As well as some negatives;

  • Higher costs
  • Output depends on the weather (less output in winter)
  • Greater maintenance requirements
  • Aesthetics may be an issue
  • Longer installation
  • Needs correct orientation and alignment

The overwhelming majority of households examined in the BRANZ SWH performance study (BRANZ Study Report 188) gave saving money as a primary reason for installing their systems. The big negative issue is the higher cost of these systems.

SWH is different from many other energy efficiency improvements in that the stakes are much higher. As an example, the price of a hot water cylinder wrap is quite low so that the initial investment is not as much of a barrier despite the fact that the cylinder wrap will only provide small savings.

So is the answer to calculate the payback period for the various options?


Payback is somewhat of a misleading measure, especially for more expensive options. Payback period can give the false impression that this is the period you must wait before the investment is worthwhile. SWH systems deliver savings from the day they are installed. Saying that a SWH system has a payback of 9 years can be a turn-off while the saying that the same system delivers a return on investment of over 11% may be received much more favourably.  Return on investment is the interest rate that an investment would need to return to provide the same level of returns as the energy savings from the SWH system.

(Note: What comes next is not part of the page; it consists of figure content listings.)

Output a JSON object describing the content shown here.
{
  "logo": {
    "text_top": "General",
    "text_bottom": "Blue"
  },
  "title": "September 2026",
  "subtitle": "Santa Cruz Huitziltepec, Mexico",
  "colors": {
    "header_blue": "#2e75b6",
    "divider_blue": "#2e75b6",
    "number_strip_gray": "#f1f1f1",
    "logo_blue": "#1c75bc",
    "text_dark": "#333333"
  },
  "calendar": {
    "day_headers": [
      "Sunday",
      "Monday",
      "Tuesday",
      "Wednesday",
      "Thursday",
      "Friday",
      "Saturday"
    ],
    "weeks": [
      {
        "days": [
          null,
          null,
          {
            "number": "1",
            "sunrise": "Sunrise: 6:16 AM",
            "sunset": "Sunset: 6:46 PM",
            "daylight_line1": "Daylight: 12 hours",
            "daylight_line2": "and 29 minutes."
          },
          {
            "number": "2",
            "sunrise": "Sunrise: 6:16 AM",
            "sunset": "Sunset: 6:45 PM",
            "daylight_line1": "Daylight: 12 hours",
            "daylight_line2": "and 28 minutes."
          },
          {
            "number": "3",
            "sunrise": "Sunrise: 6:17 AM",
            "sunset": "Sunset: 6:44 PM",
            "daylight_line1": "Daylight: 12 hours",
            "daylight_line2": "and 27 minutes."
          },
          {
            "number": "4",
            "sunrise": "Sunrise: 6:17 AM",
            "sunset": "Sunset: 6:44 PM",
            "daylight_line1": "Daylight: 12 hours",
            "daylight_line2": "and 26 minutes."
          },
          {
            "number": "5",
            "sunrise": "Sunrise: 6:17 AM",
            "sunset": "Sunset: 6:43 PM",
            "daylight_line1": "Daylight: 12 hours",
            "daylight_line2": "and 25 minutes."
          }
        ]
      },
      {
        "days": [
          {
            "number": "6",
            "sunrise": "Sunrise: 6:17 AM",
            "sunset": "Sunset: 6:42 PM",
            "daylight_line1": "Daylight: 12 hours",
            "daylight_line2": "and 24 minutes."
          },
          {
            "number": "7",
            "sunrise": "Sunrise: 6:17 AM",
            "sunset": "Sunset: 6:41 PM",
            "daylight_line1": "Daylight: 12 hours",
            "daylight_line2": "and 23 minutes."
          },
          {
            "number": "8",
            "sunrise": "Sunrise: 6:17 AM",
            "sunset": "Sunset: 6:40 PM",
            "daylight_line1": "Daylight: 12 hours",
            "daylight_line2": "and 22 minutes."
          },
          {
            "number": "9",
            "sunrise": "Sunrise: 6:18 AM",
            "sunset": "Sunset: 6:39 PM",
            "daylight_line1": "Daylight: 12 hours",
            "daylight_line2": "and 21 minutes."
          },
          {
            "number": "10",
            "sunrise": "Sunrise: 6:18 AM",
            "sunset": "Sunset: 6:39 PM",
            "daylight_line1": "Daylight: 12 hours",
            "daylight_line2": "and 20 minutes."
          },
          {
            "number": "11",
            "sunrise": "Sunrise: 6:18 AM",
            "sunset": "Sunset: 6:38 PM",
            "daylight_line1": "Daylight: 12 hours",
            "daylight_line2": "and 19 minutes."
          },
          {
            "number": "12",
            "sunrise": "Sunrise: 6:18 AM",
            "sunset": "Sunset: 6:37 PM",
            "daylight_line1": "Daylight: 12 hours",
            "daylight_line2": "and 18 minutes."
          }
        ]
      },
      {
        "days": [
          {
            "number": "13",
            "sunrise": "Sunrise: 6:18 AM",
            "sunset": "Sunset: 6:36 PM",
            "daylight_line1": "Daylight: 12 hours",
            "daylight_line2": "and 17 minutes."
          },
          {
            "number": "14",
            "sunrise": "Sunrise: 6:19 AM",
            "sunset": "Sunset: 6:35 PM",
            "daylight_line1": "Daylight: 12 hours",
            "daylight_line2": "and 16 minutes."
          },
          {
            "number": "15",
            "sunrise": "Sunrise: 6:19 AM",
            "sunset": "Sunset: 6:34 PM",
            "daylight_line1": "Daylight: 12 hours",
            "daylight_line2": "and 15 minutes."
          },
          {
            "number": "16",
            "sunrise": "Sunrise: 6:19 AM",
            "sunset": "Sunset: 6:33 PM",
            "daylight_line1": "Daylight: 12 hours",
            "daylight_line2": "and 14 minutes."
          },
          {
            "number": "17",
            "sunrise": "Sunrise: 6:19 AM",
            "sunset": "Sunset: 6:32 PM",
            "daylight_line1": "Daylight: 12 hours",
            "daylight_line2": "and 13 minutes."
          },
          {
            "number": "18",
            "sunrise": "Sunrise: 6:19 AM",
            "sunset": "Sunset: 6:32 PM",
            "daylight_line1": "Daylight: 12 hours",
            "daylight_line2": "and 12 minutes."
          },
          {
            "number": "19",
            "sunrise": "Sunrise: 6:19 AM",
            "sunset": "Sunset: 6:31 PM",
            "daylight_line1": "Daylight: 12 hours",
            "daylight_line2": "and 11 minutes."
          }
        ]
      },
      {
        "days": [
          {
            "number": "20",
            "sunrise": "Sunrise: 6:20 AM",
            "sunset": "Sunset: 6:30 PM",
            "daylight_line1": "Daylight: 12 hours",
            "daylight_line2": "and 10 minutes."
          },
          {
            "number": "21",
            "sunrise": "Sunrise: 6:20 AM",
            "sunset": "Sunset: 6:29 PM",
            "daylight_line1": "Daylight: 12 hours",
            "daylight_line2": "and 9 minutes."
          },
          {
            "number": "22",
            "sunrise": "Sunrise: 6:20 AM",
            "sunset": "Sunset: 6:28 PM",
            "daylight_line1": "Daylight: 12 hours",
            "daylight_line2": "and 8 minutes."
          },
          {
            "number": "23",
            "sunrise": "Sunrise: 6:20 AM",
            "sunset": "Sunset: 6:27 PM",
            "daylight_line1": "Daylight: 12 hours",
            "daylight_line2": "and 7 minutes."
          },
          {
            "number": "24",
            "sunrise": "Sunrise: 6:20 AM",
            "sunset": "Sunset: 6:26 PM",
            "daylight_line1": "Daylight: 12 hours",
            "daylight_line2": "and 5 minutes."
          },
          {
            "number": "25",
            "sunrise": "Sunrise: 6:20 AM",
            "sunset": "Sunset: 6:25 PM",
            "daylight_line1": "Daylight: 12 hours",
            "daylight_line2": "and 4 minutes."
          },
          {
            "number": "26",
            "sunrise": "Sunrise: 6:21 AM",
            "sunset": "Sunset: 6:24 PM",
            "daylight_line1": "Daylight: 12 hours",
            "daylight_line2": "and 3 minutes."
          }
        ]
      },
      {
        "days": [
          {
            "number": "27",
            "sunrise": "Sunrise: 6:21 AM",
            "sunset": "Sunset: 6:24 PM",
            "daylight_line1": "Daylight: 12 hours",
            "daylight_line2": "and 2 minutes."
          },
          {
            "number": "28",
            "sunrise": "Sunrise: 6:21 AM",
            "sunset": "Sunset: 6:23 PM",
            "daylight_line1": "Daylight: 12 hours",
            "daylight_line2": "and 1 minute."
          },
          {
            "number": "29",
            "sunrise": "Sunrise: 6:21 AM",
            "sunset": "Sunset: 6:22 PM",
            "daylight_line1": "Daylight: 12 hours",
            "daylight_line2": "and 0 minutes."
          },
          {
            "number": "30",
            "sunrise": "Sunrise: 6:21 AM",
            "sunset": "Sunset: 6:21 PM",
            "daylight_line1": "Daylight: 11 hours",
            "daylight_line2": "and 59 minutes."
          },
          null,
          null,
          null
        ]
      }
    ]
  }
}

As we upgrade our energy efficiency interventions to bigger and better things we must also upgrade our financial assessments to more than simple payback calculations. It is preferable to use a wide range of measures to better appreciate the differences between options. As an example of some of the different types of financial calculations, see the end of my presentation to last years NZGBC Master Class on water heating ( )  and Ian Page’s paper at SB10 provided a range of measures for a variety of energy efficient options.

Making the judgement as to whether SWH is a worthwhile investment needs careful assessment.  Firstly by identifying who you are considering (it should be the homeowners) and secondly by looking at a range of assessment criteria including a range of financial measures.